A situação agravou-se a 9 de Outubro quando o mesmo grupo do ataque de Junho regressou, mas desta vez com mais de 40 pessoas armadas com catanas, barras de ferro, bastões e armas de fogo.
“Nesse dia, eles foram impiedosos, disse o P. Floribert. “Bateram e feriram várias crianças, e espancaram membros do pessoal do centro”. Os atacantes permaneceram na propriedade até ao dia seguinte. “Durante esse tempo, vandalizaram, partiram e roubaram objectos do centro. As crianças tiveram de ser deslocadas durante três dias, procurando refúgio junto do governador da Província”.
Os Sacerdotes do Sagrado Coração não são os únicos atingidos por isto.
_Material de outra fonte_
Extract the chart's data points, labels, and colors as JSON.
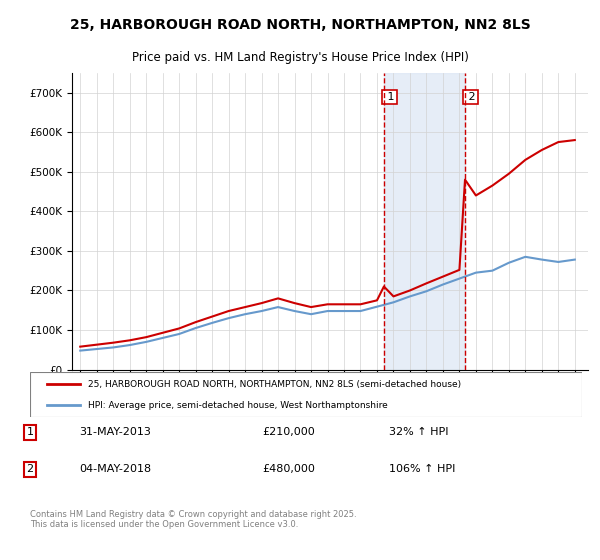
{
  "title1": "25, HARBOROUGH ROAD NORTH, NORTHAMPTON, NN2 8LS",
  "title2": "Price paid vs. HM Land Registry's House Price Index (HPI)",
  "ylabel_ticks": [
    "£0",
    "£100K",
    "£200K",
    "£300K",
    "£400K",
    "£500K",
    "£600K",
    "£700K"
  ],
  "ytick_values": [
    0,
    100000,
    200000,
    300000,
    400000,
    500000,
    600000,
    700000
  ],
  "ylim": [
    0,
    750000
  ],
  "red_color": "#cc0000",
  "blue_color": "#6699cc",
  "bg_shading_color": "#dce6f5",
  "marker1_date": 2013.42,
  "marker2_date": 2018.34,
  "marker1_price": 210000,
  "marker2_price": 480000,
  "legend_line1": "25, HARBOROUGH ROAD NORTH, NORTHAMPTON, NN2 8LS (semi-detached house)",
  "legend_line2": "HPI: Average price, semi-detached house, West Northamptonshire",
  "note1_label": "1",
  "note1_date": "31-MAY-2013",
  "note1_price": "£210,000",
  "note1_hpi": "32% ↑ HPI",
  "note2_label": "2",
  "note2_date": "04-MAY-2018",
  "note2_price": "£480,000",
  "note2_hpi": "106% ↑ HPI",
  "footer": "Contains HM Land Registry data © Crown copyright and database right 2025.\nThis data is licensed under the Open Government Licence v3.0.",
  "hpi_years": [
    1995,
    1996,
    1997,
    1998,
    1999,
    2000,
    2001,
    2002,
    2003,
    2004,
    2005,
    2006,
    2007,
    2008,
    2009,
    2010,
    2011,
    2012,
    2013,
    2014,
    2015,
    2016,
    2017,
    2018,
    2019,
    2020,
    2021,
    2022,
    2023,
    2024,
    2025
  ],
  "hpi_values": [
    48000,
    52000,
    56000,
    62000,
    70000,
    80000,
    90000,
    105000,
    118000,
    130000,
    140000,
    148000,
    158000,
    148000,
    140000,
    148000,
    148000,
    148000,
    159000,
    170000,
    185000,
    198000,
    215000,
    230000,
    245000,
    250000,
    270000,
    285000,
    278000,
    272000,
    278000
  ],
  "red_years": [
    1995,
    1996,
    1997,
    1998,
    1999,
    2000,
    2001,
    2002,
    2003,
    2004,
    2005,
    2006,
    2007,
    2008,
    2009,
    2010,
    2011,
    2012,
    2013,
    2013.42,
    2014,
    2015,
    2016,
    2017,
    2018,
    2018.34,
    2019,
    2020,
    2021,
    2022,
    2023,
    2024,
    2025
  ],
  "red_values": [
    58000,
    63000,
    68000,
    74000,
    82000,
    93000,
    104000,
    120000,
    134000,
    148000,
    158000,
    168000,
    180000,
    168000,
    158000,
    165000,
    165000,
    165000,
    175000,
    210000,
    185000,
    200000,
    218000,
    235000,
    252000,
    480000,
    440000,
    465000,
    495000,
    530000,
    555000,
    575000,
    580000
  ]
}
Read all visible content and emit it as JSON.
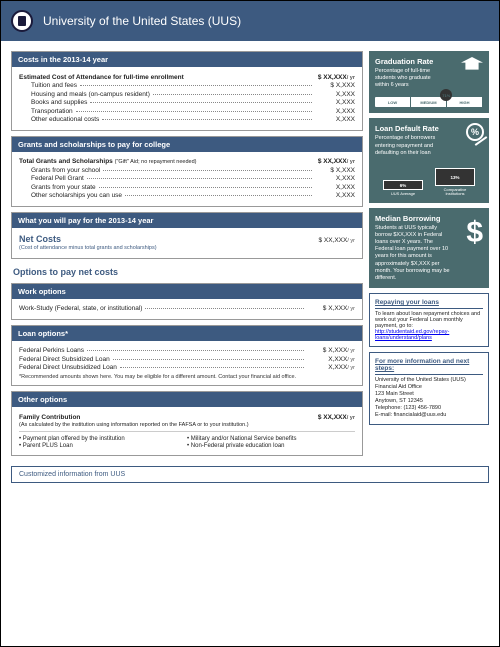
{
  "header": {
    "title": "University of the United States (UUS)"
  },
  "costs": {
    "hd": "Costs in the 2013-14 year",
    "total_lbl": "Estimated Cost of Attendance for full-time enrollment",
    "total": "$  XX,XXX",
    "yr": "/ yr",
    "items": [
      {
        "l": "Tuition and fees",
        "v": "$  X,XXX"
      },
      {
        "l": "Housing and meals (on-campus resident)",
        "v": "X,XXX"
      },
      {
        "l": "Books and supplies",
        "v": "X,XXX"
      },
      {
        "l": "Transportation",
        "v": "X,XXX"
      },
      {
        "l": "Other educational costs",
        "v": "X,XXX"
      }
    ]
  },
  "grants": {
    "hd": "Grants and scholarships to pay for college",
    "total_lbl": "Total Grants and Scholarships",
    "total_sub": "(\"Gift\" Aid; no repayment needed)",
    "total": "$  XX,XXX",
    "items": [
      {
        "l": "Grants from your school",
        "v": "$  X,XXX"
      },
      {
        "l": "Federal Pell Grant",
        "v": "X,XXX"
      },
      {
        "l": "Grants from your state",
        "v": "X,XXX"
      },
      {
        "l": "Other scholarships you can use",
        "v": "X,XXX"
      }
    ]
  },
  "net": {
    "hd": "What you will pay for the 2013-14 year",
    "lbl": "Net Costs",
    "sub": "(Cost of attendance minus total grants and scholarships)",
    "val": "$  XX,XXX"
  },
  "opts_title": "Options to pay net costs",
  "work": {
    "hd": "Work options",
    "items": [
      {
        "l": "Work-Study (Federal, state, or institutional)",
        "v": "$  X,XXX"
      }
    ]
  },
  "loan": {
    "hd": "Loan options*",
    "items": [
      {
        "l": "Federal Perkins Loans",
        "v": "$  X,XXX"
      },
      {
        "l": "Federal Direct Subsidized Loan",
        "v": "X,XXX"
      },
      {
        "l": "Federal Direct Unsubsidized Loan",
        "v": "X,XXX"
      }
    ],
    "note": "*Recommended amounts shown here. You may be eligible for a different amount. Contact your financial aid office."
  },
  "other": {
    "hd": "Other options",
    "fam_lbl": "Family Contribution",
    "fam_sub": "(As calculated by the institution using information reported on the FAFSA or to your institution.)",
    "fam_val": "$  XX,XXX",
    "col1": [
      "Payment plan offered by the institution",
      "Parent PLUS Loan"
    ],
    "col2": [
      "Military and/or National Service benefits",
      "Non-Federal private education loan"
    ]
  },
  "grad": {
    "tt": "Graduation Rate",
    "txt": "Percentage of full-time students who graduate within 6 years",
    "pct": "71%",
    "pct_pos": 66,
    "low": "LOW",
    "med": "MEDIUM",
    "high": "HIGH"
  },
  "default": {
    "tt": "Loan Default Rate",
    "txt": "Percentage of borrowers entering repayment and defaulting on their loan",
    "b1": {
      "v": "6%",
      "h": 10,
      "l": "UUS Average"
    },
    "b2": {
      "v": "13%",
      "h": 18,
      "l": "Comparative Institutions"
    }
  },
  "median": {
    "tt": "Median Borrowing",
    "txt": "Students at UUS typically borrow $XX,XXX in Federal loans over X years. The Federal loan payment over 10 years for this amount is approximately $X,XXX per month. Your borrowing may be different."
  },
  "repay": {
    "tt": "Repaying your loans",
    "txt": "To learn about loan repayment choices and work out your Federal Loan monthly payment, go to: ",
    "link": "http://studentaid.ed.gov/repay-loans/understand/plans"
  },
  "more": {
    "tt": "For more information and next steps:",
    "lines": [
      "University of the United States (UUS)",
      "Financial Aid Office",
      "123 Main Street",
      "Anytown, ST 12345",
      "Telephone: (123) 456-7890",
      "E-mail: financialaid@uus.edu"
    ]
  },
  "footer": "Customized information from UUS"
}
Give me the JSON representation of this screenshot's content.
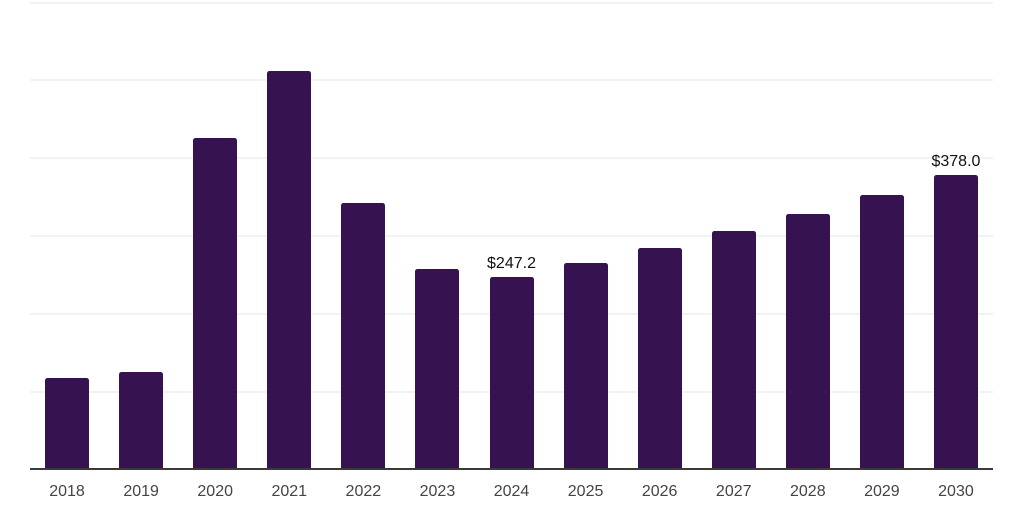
{
  "chart_data": {
    "type": "bar",
    "title": "",
    "xlabel": "",
    "ylabel": "",
    "categories": [
      "2018",
      "2019",
      "2020",
      "2021",
      "2022",
      "2023",
      "2024",
      "2025",
      "2026",
      "2027",
      "2028",
      "2029",
      "2030"
    ],
    "values": [
      118,
      126,
      426,
      511,
      342,
      258,
      247.2,
      265,
      285,
      306,
      328,
      352,
      378
    ],
    "data_labels": [
      "",
      "",
      "",
      "",
      "",
      "",
      "$247.2",
      "",
      "",
      "",
      "",
      "",
      "$378.0"
    ],
    "ylim": [
      0,
      600
    ],
    "grid_step": 100,
    "grid": true,
    "legend": false,
    "colors": {
      "bar": "#361250",
      "axis": "#3a3a3a",
      "gridline": "#f2f2f2",
      "data_label": "#111111",
      "tick_label": "#444444",
      "background": "#ffffff"
    }
  }
}
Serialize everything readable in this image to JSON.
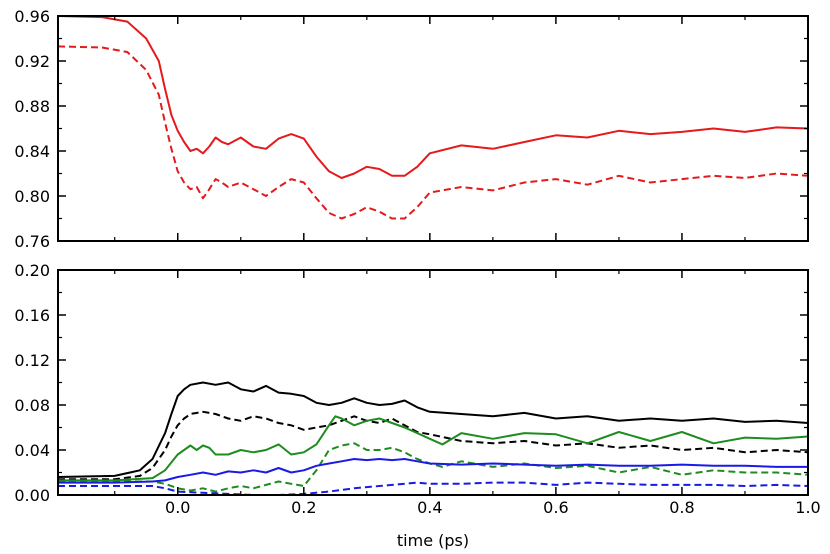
{
  "chart_data": [
    {
      "type": "line",
      "xlabel": "",
      "ylabel": "",
      "xlim": [
        -0.19,
        1.0
      ],
      "ylim": [
        0.76,
        0.96
      ],
      "xticks": [
        0.0,
        0.2,
        0.4,
        0.6,
        0.8,
        1.0
      ],
      "yticks": [
        0.76,
        0.8,
        0.84,
        0.88,
        0.92,
        0.96
      ],
      "ytick_labels": [
        "0.76",
        "0.80",
        "0.84",
        "0.88",
        "0.92",
        "0.96"
      ],
      "grid": false,
      "series": [
        {
          "color": "#e41a1c",
          "style": "solid",
          "x": [
            -0.19,
            -0.12,
            -0.08,
            -0.05,
            -0.03,
            -0.02,
            -0.01,
            0.0,
            0.01,
            0.02,
            0.03,
            0.04,
            0.05,
            0.06,
            0.07,
            0.08,
            0.1,
            0.12,
            0.14,
            0.16,
            0.18,
            0.2,
            0.22,
            0.24,
            0.26,
            0.28,
            0.3,
            0.32,
            0.34,
            0.36,
            0.38,
            0.4,
            0.45,
            0.5,
            0.55,
            0.6,
            0.65,
            0.7,
            0.75,
            0.8,
            0.85,
            0.9,
            0.95,
            1.0
          ],
          "y": [
            0.96,
            0.959,
            0.955,
            0.94,
            0.92,
            0.895,
            0.872,
            0.858,
            0.848,
            0.84,
            0.842,
            0.838,
            0.844,
            0.852,
            0.848,
            0.846,
            0.852,
            0.844,
            0.842,
            0.851,
            0.855,
            0.851,
            0.835,
            0.822,
            0.816,
            0.82,
            0.826,
            0.824,
            0.818,
            0.818,
            0.826,
            0.838,
            0.845,
            0.842,
            0.848,
            0.854,
            0.852,
            0.858,
            0.855,
            0.857,
            0.86,
            0.857,
            0.861,
            0.86
          ]
        },
        {
          "color": "#e41a1c",
          "style": "dashed",
          "x": [
            -0.19,
            -0.12,
            -0.08,
            -0.05,
            -0.03,
            -0.02,
            -0.01,
            0.0,
            0.01,
            0.02,
            0.03,
            0.04,
            0.05,
            0.06,
            0.07,
            0.08,
            0.1,
            0.12,
            0.14,
            0.16,
            0.18,
            0.2,
            0.22,
            0.24,
            0.26,
            0.28,
            0.3,
            0.32,
            0.34,
            0.36,
            0.38,
            0.4,
            0.45,
            0.5,
            0.55,
            0.6,
            0.65,
            0.7,
            0.75,
            0.8,
            0.85,
            0.9,
            0.95,
            1.0
          ],
          "y": [
            0.933,
            0.932,
            0.928,
            0.912,
            0.89,
            0.865,
            0.842,
            0.822,
            0.812,
            0.806,
            0.808,
            0.798,
            0.806,
            0.815,
            0.812,
            0.808,
            0.812,
            0.806,
            0.8,
            0.808,
            0.815,
            0.812,
            0.798,
            0.785,
            0.78,
            0.784,
            0.79,
            0.786,
            0.78,
            0.78,
            0.79,
            0.803,
            0.808,
            0.805,
            0.812,
            0.815,
            0.81,
            0.818,
            0.812,
            0.815,
            0.818,
            0.816,
            0.82,
            0.818
          ]
        }
      ]
    },
    {
      "type": "line",
      "xlabel": "time (ps)",
      "ylabel": "",
      "xlim": [
        -0.19,
        1.0
      ],
      "ylim": [
        0.0,
        0.2
      ],
      "xticks": [
        0.0,
        0.2,
        0.4,
        0.6,
        0.8,
        1.0
      ],
      "xtick_labels": [
        "0.0",
        "0.2",
        "0.4",
        "0.6",
        "0.8",
        "1.0"
      ],
      "yticks": [
        0.0,
        0.04,
        0.08,
        0.12,
        0.16,
        0.2
      ],
      "ytick_labels": [
        "0.00",
        "0.04",
        "0.08",
        "0.12",
        "0.16",
        "0.20"
      ],
      "grid": false,
      "series": [
        {
          "color": "#000000",
          "style": "solid",
          "x": [
            -0.19,
            -0.1,
            -0.06,
            -0.04,
            -0.02,
            -0.01,
            0.0,
            0.01,
            0.02,
            0.04,
            0.06,
            0.08,
            0.1,
            0.12,
            0.14,
            0.16,
            0.18,
            0.2,
            0.22,
            0.24,
            0.26,
            0.28,
            0.3,
            0.32,
            0.34,
            0.36,
            0.38,
            0.4,
            0.45,
            0.5,
            0.55,
            0.6,
            0.65,
            0.7,
            0.75,
            0.8,
            0.85,
            0.9,
            0.95,
            1.0
          ],
          "y": [
            0.016,
            0.017,
            0.022,
            0.032,
            0.055,
            0.072,
            0.088,
            0.094,
            0.098,
            0.1,
            0.098,
            0.1,
            0.094,
            0.092,
            0.097,
            0.091,
            0.09,
            0.088,
            0.082,
            0.08,
            0.082,
            0.086,
            0.082,
            0.08,
            0.081,
            0.084,
            0.078,
            0.074,
            0.072,
            0.07,
            0.073,
            0.068,
            0.07,
            0.066,
            0.068,
            0.066,
            0.068,
            0.065,
            0.066,
            0.064
          ]
        },
        {
          "color": "#000000",
          "style": "dashed",
          "x": [
            -0.19,
            -0.1,
            -0.06,
            -0.04,
            -0.02,
            -0.01,
            0.0,
            0.01,
            0.02,
            0.04,
            0.06,
            0.08,
            0.1,
            0.12,
            0.14,
            0.16,
            0.18,
            0.2,
            0.22,
            0.24,
            0.26,
            0.28,
            0.3,
            0.32,
            0.34,
            0.36,
            0.38,
            0.4,
            0.45,
            0.5,
            0.55,
            0.6,
            0.65,
            0.7,
            0.75,
            0.8,
            0.85,
            0.9,
            0.95,
            1.0
          ],
          "y": [
            0.014,
            0.014,
            0.017,
            0.024,
            0.04,
            0.052,
            0.062,
            0.068,
            0.072,
            0.074,
            0.072,
            0.068,
            0.066,
            0.07,
            0.068,
            0.064,
            0.062,
            0.058,
            0.06,
            0.062,
            0.066,
            0.07,
            0.066,
            0.064,
            0.068,
            0.062,
            0.056,
            0.054,
            0.048,
            0.046,
            0.048,
            0.044,
            0.046,
            0.042,
            0.044,
            0.04,
            0.042,
            0.038,
            0.04,
            0.038
          ]
        },
        {
          "color": "#1e8c1e",
          "style": "solid",
          "x": [
            -0.19,
            -0.1,
            -0.04,
            -0.02,
            0.0,
            0.01,
            0.02,
            0.03,
            0.04,
            0.05,
            0.06,
            0.08,
            0.1,
            0.12,
            0.14,
            0.16,
            0.18,
            0.2,
            0.22,
            0.24,
            0.25,
            0.26,
            0.28,
            0.3,
            0.32,
            0.34,
            0.36,
            0.38,
            0.4,
            0.42,
            0.45,
            0.5,
            0.55,
            0.6,
            0.65,
            0.7,
            0.75,
            0.8,
            0.85,
            0.9,
            0.95,
            1.0
          ],
          "y": [
            0.013,
            0.013,
            0.015,
            0.022,
            0.036,
            0.04,
            0.044,
            0.04,
            0.044,
            0.042,
            0.036,
            0.036,
            0.04,
            0.038,
            0.04,
            0.045,
            0.036,
            0.038,
            0.045,
            0.062,
            0.07,
            0.068,
            0.062,
            0.066,
            0.068,
            0.064,
            0.06,
            0.055,
            0.05,
            0.045,
            0.055,
            0.05,
            0.055,
            0.054,
            0.046,
            0.056,
            0.048,
            0.056,
            0.046,
            0.051,
            0.05,
            0.052
          ]
        },
        {
          "color": "#1e8c1e",
          "style": "dashed",
          "x": [
            -0.19,
            -0.1,
            -0.04,
            -0.02,
            0.0,
            0.02,
            0.04,
            0.06,
            0.08,
            0.1,
            0.12,
            0.14,
            0.16,
            0.18,
            0.2,
            0.22,
            0.24,
            0.26,
            0.28,
            0.3,
            0.32,
            0.34,
            0.36,
            0.38,
            0.4,
            0.42,
            0.45,
            0.5,
            0.55,
            0.6,
            0.65,
            0.7,
            0.75,
            0.8,
            0.85,
            0.9,
            0.95,
            1.0
          ],
          "y": [
            0.012,
            0.012,
            0.012,
            0.01,
            0.006,
            0.004,
            0.006,
            0.003,
            0.006,
            0.008,
            0.006,
            0.009,
            0.012,
            0.01,
            0.008,
            0.022,
            0.04,
            0.044,
            0.046,
            0.04,
            0.04,
            0.042,
            0.038,
            0.032,
            0.028,
            0.025,
            0.03,
            0.025,
            0.028,
            0.024,
            0.026,
            0.02,
            0.025,
            0.018,
            0.022,
            0.02,
            0.02,
            0.018
          ]
        },
        {
          "color": "#1a1ae6",
          "style": "solid",
          "x": [
            -0.19,
            -0.1,
            -0.04,
            -0.02,
            0.0,
            0.02,
            0.04,
            0.06,
            0.08,
            0.1,
            0.12,
            0.14,
            0.16,
            0.18,
            0.2,
            0.22,
            0.24,
            0.26,
            0.28,
            0.3,
            0.32,
            0.34,
            0.36,
            0.38,
            0.4,
            0.45,
            0.5,
            0.55,
            0.6,
            0.65,
            0.7,
            0.75,
            0.8,
            0.85,
            0.9,
            0.95,
            1.0
          ],
          "y": [
            0.011,
            0.011,
            0.012,
            0.013,
            0.016,
            0.018,
            0.02,
            0.018,
            0.021,
            0.02,
            0.022,
            0.02,
            0.024,
            0.02,
            0.022,
            0.026,
            0.028,
            0.03,
            0.032,
            0.031,
            0.032,
            0.031,
            0.032,
            0.03,
            0.028,
            0.027,
            0.028,
            0.027,
            0.026,
            0.027,
            0.026,
            0.026,
            0.027,
            0.026,
            0.026,
            0.025,
            0.025
          ]
        },
        {
          "color": "#1a1ae6",
          "style": "dashed",
          "x": [
            -0.19,
            -0.1,
            -0.04,
            -0.02,
            0.0,
            0.04,
            0.08,
            0.12,
            0.16,
            0.2,
            0.24,
            0.28,
            0.3,
            0.34,
            0.38,
            0.4,
            0.45,
            0.5,
            0.55,
            0.6,
            0.65,
            0.7,
            0.75,
            0.8,
            0.85,
            0.9,
            0.95,
            1.0
          ],
          "y": [
            0.008,
            0.008,
            0.008,
            0.006,
            0.003,
            0.002,
            0.001,
            0.0,
            0.0,
            0.001,
            0.003,
            0.006,
            0.007,
            0.009,
            0.011,
            0.01,
            0.01,
            0.011,
            0.011,
            0.009,
            0.011,
            0.01,
            0.009,
            0.009,
            0.009,
            0.008,
            0.009,
            0.008
          ]
        }
      ]
    }
  ]
}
Estes saques de terra estão a tornar-se mais frequentes na República Democrática do Congo; várias ordens religiosas estão também a lutar para se agarrar às suas terras.
“Em 2008, tivemos o mesmo problema com outra propriedade que ainda temos em Kisangani”, disse o P. Floribert. “Na altura, para pôr fim a esta situação, tivemos de encerrar toda a concessão [direitos de terra]”.
A partir de Junho, os SCJ apresentaram documentos às autoridades provinciais e federais, “Incluindo o presidente”, disse o P. Floribert. Tentando fazer passar a sua mensagem, os SCJs realizaram briefings à imprensa, primeiro em Julho e depois no início de Novembro. Estações de rádio, jornais e sítios Web levaram notícias sobre a disputa de terras dos SCJs e os ataques ao centro.
“O que é especialmente frustrante é que as autoridades finjam prender estes criminosos, mas apenas os detenham durante dois ou três dias e depois os libertem”, disse o P. Floribert. “É inaceitável o que se está a passar em Kisangani.
“Podemos aceitar tais acções? Será que devemos ficar calados e fingir que as autoridades não estão envolvidas neste caso? Temos dificuldade em acreditar”.
O público em geral apoia os SCJ, e em alguns casos, pessoas da área vizinha têm tentado ajudar a afastar os atacantes.
“Foi graças à intervenção da população, da juventude do bairro, que o grupo que atacou o centro em Outubro acabou por sair”, disse o P. Floribert.
“O público denunciou a situação, mas as autoridades fazem ouvidos de mercador”, continuou ele. “Mas esta terra pertenceu aos Sacerdotes do Sagrado Coração durante muitos anos; temos testemunhas que testemunham este facto”. Mas combatemos muitas forças difíceis, incluindo a corrupção”.
“Que Deus nos ajude! Por favor, mantenham o povo de Kisangani nas vossas orações”.